Japan: Regional utilities main obstacle to geothermal growth Nuclear power plant in Akita Prefecture, Japan (source: flickr/ tsushima2011, creative commons)
Alexander Richter 18 Mar 2013

The main regional utilities are named as a key obstacle to a shift to more renewable energy deployment in Japan, so German magazine Der Spiegel.

A recent article in German magazine Der Spiegel, describes why renewable energy technologies will have difficulties, looking at why Japan’s energy shift is not moving forward.

The country has great conditions for the utilization of renewable energy technology with hot springs, mountains and the sea on all sides, but still puts its bets on nuclear power. The reason are utilities tied to the past. Oil from the Middle East, coal from Australia, liquid gas from all kinds of countries and nuclear power are the backbone of Japan’s energy mix. Only about 4 percent of Japan came from renewables before the Fukushima disaster, three quarters of that from hydro dams.

So while the general public and politicians describe all kinds of reasons why certain renewables won’t work, the main reason – so Spiegel – are the dozen regional power utilities which have divided the country among themselves and are not interested in unwanted new development.

“They are not interested in competition and simply won´t work together”, so Koske Kurokawa, Director of the Japan Council for Renewable Energy.

The organization of Greenpeace worked on a concept for Japan, describing the country’s potential to be derive more than 40 percent of its energy supply from renewables, even 85 percent can be achieved by 2050.

While the article mentions wind and solar as possible key technologies, geothermal energy could play a crucial part. The country currently only has 540 MW of installed geothermal power generation capacity, which is less than 3 percent of the potential, so Greenpeace.
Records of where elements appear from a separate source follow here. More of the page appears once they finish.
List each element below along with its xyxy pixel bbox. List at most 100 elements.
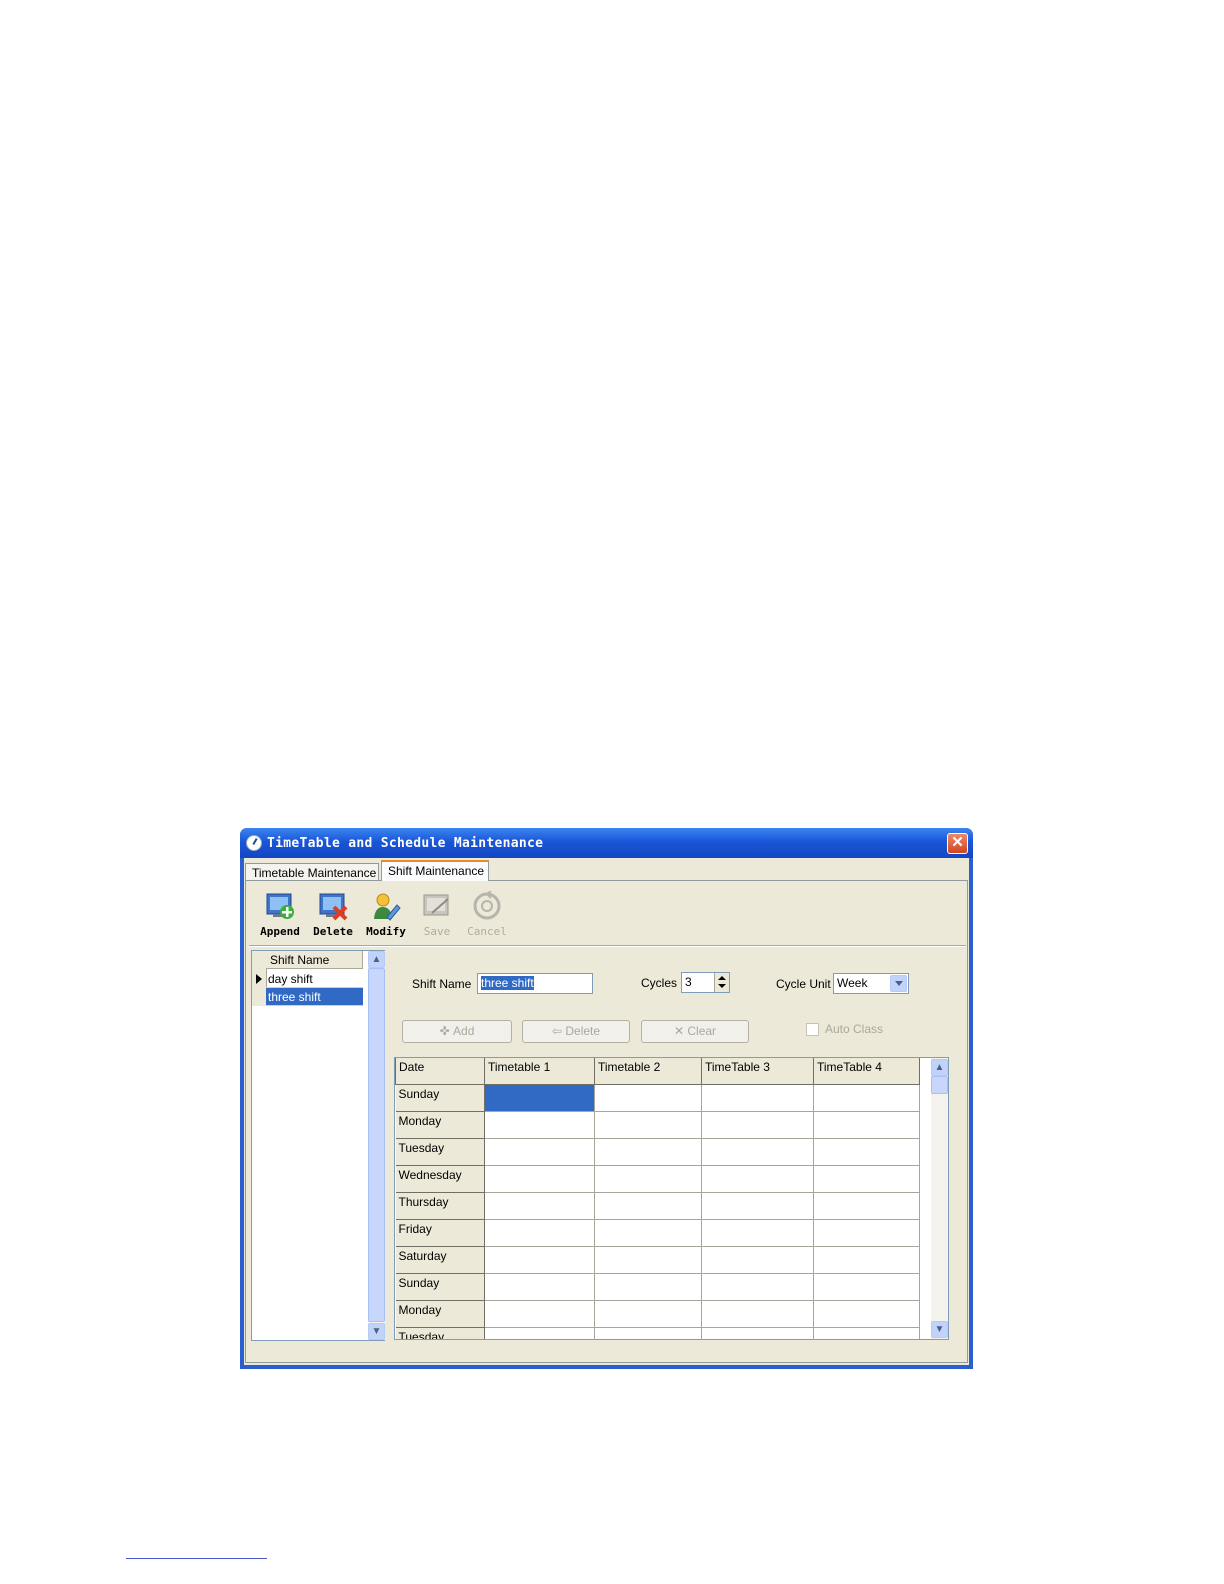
- grid-cell[interactable]: [594, 1137, 702, 1166]
- scroll-down-icon[interactable]: ▼: [931, 1321, 948, 1338]
- table-row: Wednesday: [395, 1164, 920, 1193]
- grid-cell[interactable]: [594, 1299, 702, 1328]
- row-header-day: Wednesday: [395, 1164, 485, 1193]
- grid-cell[interactable]: [701, 1299, 814, 1328]
- scroll-thumb[interactable]: [368, 968, 385, 1322]
- grid-cell[interactable]: [813, 1191, 920, 1220]
- toolbar-separator: [249, 945, 966, 947]
- grid-cell-selected[interactable]: [484, 1083, 595, 1112]
- delete-arrow-icon: ⇦: [551, 1024, 563, 1038]
- scroll-up-icon[interactable]: ▲: [931, 1059, 948, 1076]
- grid-cell[interactable]: [594, 1191, 702, 1220]
- modify-button[interactable]: Modify: [363, 887, 409, 941]
- grid-cell[interactable]: [813, 1299, 920, 1328]
- scroll-thumb[interactable]: [931, 1076, 948, 1094]
- add-button[interactable]: ✜ Add: [402, 1020, 512, 1043]
- grid-cell[interactable]: [813, 1164, 920, 1193]
- append-button[interactable]: Append: [257, 887, 303, 941]
- shift-list-header[interactable]: Shift Name: [266, 951, 363, 969]
- grid-cell[interactable]: [701, 1110, 814, 1139]
- grid-cell[interactable]: [484, 1110, 595, 1139]
- table-row: Monday: [395, 1110, 920, 1139]
- close-icon: ✕: [951, 834, 964, 851]
- title-bar[interactable]: TimeTable and Schedule Maintenance ✕: [240, 828, 973, 858]
- save-button[interactable]: Save: [414, 887, 460, 941]
- column-header-timetable-4[interactable]: TimeTable 4: [813, 1058, 920, 1085]
- delete-row-button[interactable]: ⇦ Delete: [522, 1020, 630, 1043]
- grid-cell[interactable]: [813, 1137, 920, 1166]
- grid-header-row: Date Timetable 1 Timetable 2 TimeTable 3…: [395, 1058, 920, 1085]
- clear-button[interactable]: ✕ Clear: [641, 1020, 749, 1043]
- grid-cell[interactable]: [701, 1272, 814, 1301]
- column-header-date[interactable]: Date: [395, 1058, 485, 1085]
- grid-cell[interactable]: [813, 1083, 920, 1112]
- table-row: Sunday: [395, 1083, 920, 1112]
- grid-cell[interactable]: [594, 1164, 702, 1193]
- shift-name-value: three shift: [481, 976, 534, 990]
- grid-cell[interactable]: [484, 1272, 595, 1301]
- spin-up-icon[interactable]: [718, 976, 726, 980]
- grid-cell[interactable]: [701, 1137, 814, 1166]
- cycle-unit-select[interactable]: Week: [833, 973, 909, 994]
- row-header-day: Monday: [395, 1110, 485, 1139]
- row-header-day: Monday: [395, 1299, 485, 1328]
- grid-cell[interactable]: [594, 1272, 702, 1301]
- grid-cell[interactable]: [594, 1326, 702, 1339]
- shift-maintenance-panel: Append Delete Modify Save Cancel Shift N…: [245, 880, 968, 1363]
- row-header-day: Sunday: [395, 1083, 485, 1112]
- grid-cell[interactable]: [594, 1083, 702, 1112]
- cycles-spin-buttons[interactable]: [714, 973, 729, 992]
- shift-list-item-selected[interactable]: three shift: [266, 988, 363, 1006]
- grid-cell[interactable]: [594, 1110, 702, 1139]
- grid-cell[interactable]: [484, 1164, 595, 1193]
- grid-cell[interactable]: [484, 1218, 595, 1247]
- grid-cell[interactable]: [484, 1326, 595, 1339]
- grid-cell[interactable]: [813, 1272, 920, 1301]
- shift-list-scrollbar[interactable]: ▲ ▼: [368, 951, 385, 1340]
- cancel-label: Cancel: [467, 925, 507, 938]
- chevron-down-icon[interactable]: [890, 975, 907, 992]
- column-header-timetable-2[interactable]: Timetable 2: [594, 1058, 702, 1085]
- tab-timetable-maintenance[interactable]: Timetable Maintenance: [245, 863, 379, 881]
- grid-cell[interactable]: [813, 1218, 920, 1247]
- grid-cell[interactable]: [484, 1299, 595, 1328]
- table-row: Tuesday: [395, 1137, 920, 1166]
- close-button[interactable]: ✕: [947, 833, 968, 854]
- footnote-rule: [126, 1558, 267, 1559]
- grid-cell[interactable]: [701, 1164, 814, 1193]
- grid-cell[interactable]: [701, 1083, 814, 1112]
- grid-cell[interactable]: [701, 1326, 814, 1339]
- grid-cell[interactable]: [484, 1191, 595, 1220]
- grid-scrollbar[interactable]: ▲ ▼: [931, 1058, 948, 1339]
- shift-list[interactable]: Shift Name day shift three shift ▲ ▼: [251, 950, 385, 1341]
- schedule-grid[interactable]: Date Timetable 1 Timetable 2 TimeTable 3…: [394, 1057, 949, 1340]
- cancel-button[interactable]: Cancel: [464, 887, 510, 941]
- grid-cell[interactable]: [701, 1218, 814, 1247]
- grid-cell[interactable]: [701, 1191, 814, 1220]
- grid-cell[interactable]: [484, 1245, 595, 1274]
- row-header-day: Tuesday: [395, 1137, 485, 1166]
- column-header-timetable-1[interactable]: Timetable 1: [484, 1058, 595, 1085]
- cycles-stepper[interactable]: 3: [681, 972, 730, 993]
- row-header-day: Sunday: [395, 1272, 485, 1301]
- delete-toolbar-button[interactable]: Delete: [310, 887, 356, 941]
- scroll-up-icon[interactable]: ▲: [368, 951, 385, 968]
- tab-shift-maintenance[interactable]: Shift Maintenance: [381, 860, 489, 881]
- column-header-timetable-3[interactable]: TimeTable 3: [701, 1058, 814, 1085]
- scroll-down-icon[interactable]: ▼: [368, 1323, 385, 1340]
- table-row: Sunday: [395, 1272, 920, 1301]
- add-label: Add: [453, 1024, 475, 1038]
- grid-cell[interactable]: [813, 1110, 920, 1139]
- append-icon: [266, 893, 294, 919]
- grid-cell[interactable]: [813, 1326, 920, 1339]
- auto-class-checkbox[interactable]: [806, 1023, 819, 1036]
- spin-down-icon[interactable]: [718, 984, 726, 988]
- grid-cell[interactable]: [813, 1245, 920, 1274]
- grid-cell[interactable]: [594, 1245, 702, 1274]
- shift-name-input[interactable]: three shift: [477, 973, 593, 994]
- shift-list-item[interactable]: day shift: [266, 970, 363, 988]
- grid-cell[interactable]: [701, 1245, 814, 1274]
- grid-cell[interactable]: [594, 1218, 702, 1247]
- table-row: Thursday: [395, 1191, 920, 1220]
- grid-cell[interactable]: [484, 1137, 595, 1166]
Since 2000 no geothermal plant has been built mostly because local onsen operators are opposing any new development.

Recent articles also quote Canadian environmentalist David Suzuki, who says that  the country is “wasting the opportunity of the Fukushima disaster by failing to use the crisis and public opposition toward nuclear reactors to form an energy mix more reliant on renewable energy”.

“There’s a huge opportunity that the government, because it is so tightly tied to the private energy sector, has refused to acknowledge,” Suzuki said in an interview. “It is an opportunity being squandered in the drive to get the reactors up and running again.”

He says that “Japan’s best hope may be its geothermal resources” … as it “can be a huge source of energy (and that) very quickly”.

With a potential of more than 23,000 MW from geothermal power, so the U.S. Geothermal Energy Association, it should take reasonable measures to boost geothermal but generally boost all renewable energy sources.